To fully bake the crust: Bake for another 8 minutes or so, or until it is firm and golden brown. (I dislike lightly baked crusts, so I often keep the crust in the oven just a little longer. If you do that, just make sure to keep a close eye on the crust’s progress-it can go from golden to way too dark in a flash.) Transfer the tart pan to a rack and cool the crust to room temperature before filling.
To patch a partially or fully baked crust, if necessary: If there are any cracks in the baked crust, patch them with some of the reserved raw dough as soon as you remove the foil. Slice off a thin piece of the dough, place it over the crack, moisten the edges and very gently smooth the edges into the baked crust. If the tart will not be baked again with its filling, bake for another 2 minutes or so, just to take the rawness off the patch.
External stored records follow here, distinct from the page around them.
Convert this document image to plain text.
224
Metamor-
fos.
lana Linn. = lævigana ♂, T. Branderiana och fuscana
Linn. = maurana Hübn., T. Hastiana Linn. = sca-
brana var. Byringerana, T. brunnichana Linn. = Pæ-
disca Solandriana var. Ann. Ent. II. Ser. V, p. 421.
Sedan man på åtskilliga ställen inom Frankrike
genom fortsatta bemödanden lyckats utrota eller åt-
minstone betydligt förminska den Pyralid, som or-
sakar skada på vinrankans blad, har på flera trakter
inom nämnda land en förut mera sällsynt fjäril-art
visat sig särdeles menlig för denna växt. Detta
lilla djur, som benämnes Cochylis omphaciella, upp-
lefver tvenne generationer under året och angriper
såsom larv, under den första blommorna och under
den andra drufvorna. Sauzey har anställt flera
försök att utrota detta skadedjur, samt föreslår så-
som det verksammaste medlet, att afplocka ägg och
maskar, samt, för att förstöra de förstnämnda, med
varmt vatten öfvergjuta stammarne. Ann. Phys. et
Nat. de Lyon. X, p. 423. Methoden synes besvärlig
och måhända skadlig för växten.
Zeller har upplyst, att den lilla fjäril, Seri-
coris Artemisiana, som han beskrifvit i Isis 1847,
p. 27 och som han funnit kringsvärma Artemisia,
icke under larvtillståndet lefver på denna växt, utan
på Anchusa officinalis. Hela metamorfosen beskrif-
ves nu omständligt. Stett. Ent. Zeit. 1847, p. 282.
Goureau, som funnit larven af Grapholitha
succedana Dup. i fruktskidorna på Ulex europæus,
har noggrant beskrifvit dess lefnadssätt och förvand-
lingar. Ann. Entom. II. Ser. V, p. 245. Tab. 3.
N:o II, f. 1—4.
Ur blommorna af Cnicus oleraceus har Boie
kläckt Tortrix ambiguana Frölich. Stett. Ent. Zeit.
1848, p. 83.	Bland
Storing: While you can make the lemon cream ahead (it will keep in the frige for 4 days and in the freezer for up to 2 months), once the tart is constructed, it’s best to eat it the day it is made.

1 comment:

  1. Made this fabulous tart with just few minor changes!
    The lemon filling is to DIE for. My mixture never got above 150 after 25 min of constant stirring so I let it be, and it set perfectly.
    My crust however need more liquid, as the egg yolk hardly held any of it together. So i added a few teaspoons of heavy cream that I had on hand. But my baking time was wayyyyy of. I used an 11 in tart pan and knew to bake it for a shorter time. My first crust after only 20 min burnt to a crisp. So I had to restart that process. Baking for 9 min with foil and 5 without.
    Over all this is lovely dessert with a creamy and wonderful texture that I have made 5 times since!